In the context of pose-invariant object recognition and retrieval, we demonstrate that it is possible to achieve significant improvements in performance if both the category-based and the object-identity-based embeddings are learned simultaneously during training. In hindsight, that sounds intuitive because learning about the categories is more fundamental than learning about the individual objects that correspond to those categories. However, to the best of what we know, no prior work in pose-invariant learning has demonstrated this effect. This paper presents an attention-based dual-encoder architecture with specially designed loss functions that optimize the inter- and intra-class distances simultaneously in two different embedding spaces, one for the category embeddings and the other for the object-level embeddings. The loss functions we have proposed are pose-invariant ranking losses that are designed to minimize the intra-class distances and maximize the inter-class distances in the dual representation spaces. We demonstrate the power of our approach with three challenging multi-view datasets, ModelNet-40, ObjectPI, and FG3D. With our dual approach, for single-view object recognition, we outperform the previous best by 20.0% on ModelNet40, 2.0% on ObjectPI, and 46.5% on FG3D. On the other hand, for single-view object retrieval, we outperform the previous best by 33.7% on ModelNet40, 18.8% on ObjectPI, and 56.9% on FG3D.
Paper Structure (13 sections, 10 equations, 19 figures, 6 tables)

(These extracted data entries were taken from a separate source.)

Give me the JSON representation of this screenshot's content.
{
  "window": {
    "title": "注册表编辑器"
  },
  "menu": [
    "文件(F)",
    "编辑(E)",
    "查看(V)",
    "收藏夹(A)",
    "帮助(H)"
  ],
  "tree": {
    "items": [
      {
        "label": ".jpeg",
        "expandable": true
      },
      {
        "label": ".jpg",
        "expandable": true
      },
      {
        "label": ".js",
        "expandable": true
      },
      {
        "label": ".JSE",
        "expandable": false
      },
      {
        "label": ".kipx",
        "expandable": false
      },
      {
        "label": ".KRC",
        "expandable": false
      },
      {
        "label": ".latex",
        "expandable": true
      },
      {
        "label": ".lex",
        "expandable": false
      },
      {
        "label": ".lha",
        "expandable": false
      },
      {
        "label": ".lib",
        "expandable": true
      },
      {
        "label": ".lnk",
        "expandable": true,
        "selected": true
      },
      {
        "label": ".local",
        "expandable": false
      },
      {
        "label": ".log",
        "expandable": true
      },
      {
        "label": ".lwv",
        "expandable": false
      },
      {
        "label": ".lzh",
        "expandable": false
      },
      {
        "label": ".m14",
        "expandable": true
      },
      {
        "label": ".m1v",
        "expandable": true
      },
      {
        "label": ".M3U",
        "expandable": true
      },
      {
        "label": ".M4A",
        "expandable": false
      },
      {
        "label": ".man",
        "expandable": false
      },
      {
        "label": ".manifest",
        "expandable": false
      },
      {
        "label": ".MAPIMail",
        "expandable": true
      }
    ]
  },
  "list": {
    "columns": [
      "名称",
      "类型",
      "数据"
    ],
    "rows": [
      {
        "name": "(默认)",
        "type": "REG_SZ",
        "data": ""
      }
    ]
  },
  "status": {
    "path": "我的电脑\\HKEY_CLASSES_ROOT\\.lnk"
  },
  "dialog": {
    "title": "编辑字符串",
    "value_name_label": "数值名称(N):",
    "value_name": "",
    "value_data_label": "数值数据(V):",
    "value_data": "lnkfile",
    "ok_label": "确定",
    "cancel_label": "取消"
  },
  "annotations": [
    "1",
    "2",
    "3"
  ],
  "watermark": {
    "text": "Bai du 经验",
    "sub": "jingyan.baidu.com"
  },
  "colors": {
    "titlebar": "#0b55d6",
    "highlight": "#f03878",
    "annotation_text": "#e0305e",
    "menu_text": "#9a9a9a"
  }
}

This paper contains 13 sections, 10 equations, 19 figures, 6 tables.

Figures (19)

  • Figure 1: The upper panel shows objects belonging to two different categories, chair and stool. In the proposed disentangled dual-space learning, the goal for the learning of category-based embeddings is to capture what maximally discriminates the objects belonging to the two categories --- the presence or the absence of the back-rest. On the other hand, the object-identity based embeddings are meant to capture what is distinctive about each object. The lower panel illustrates our dual-space approach for simultaneously learning the embeddings in two different spaces for category and object-identity-based recognition and retrieval tasks.
  • Figure 2: An overview of our PiRO framework to learn the dual pose-invariant object and category embeddings using losses specifically designed for each embedding space. Multi-view images of two randomly chosen objects from the same category are used to learn common characteristics of the objects in the category embedding space and discriminatory attributes to distinguish between them in the object embedding space.
  • Figure 3: The Pose-invariant Attention Network (PAN) takes a set of multi-view images of an object as input, producing both single-view and multi-view embeddings for each representational subspace. The object embeddings are depicted in orange, while the category embeddings are in blue.
  • Figure 4: The pose-invariant losses enhance intra-class compactness and inter-class separation in the dual embedding spaces. In the object embedding space (top), confusing instances of two different objects from the same category are separated. In the category embedding space (bottom), objects belonging to the same category are pulled closer while being separated from those belonging to other categories.
  • Figure 5: We show UMAP UMAP visualizations for a qualitative comparison of the object embedding space learned for the ModelNet40 test dataset (from 5 categories such as table, desk, chair, stool, and sofa with 100 objects) by prior pose-invariant methods PIE2019 and our method. Each instance is an object view and a unique color and shape is used to denote each object-identity class in the visualizations.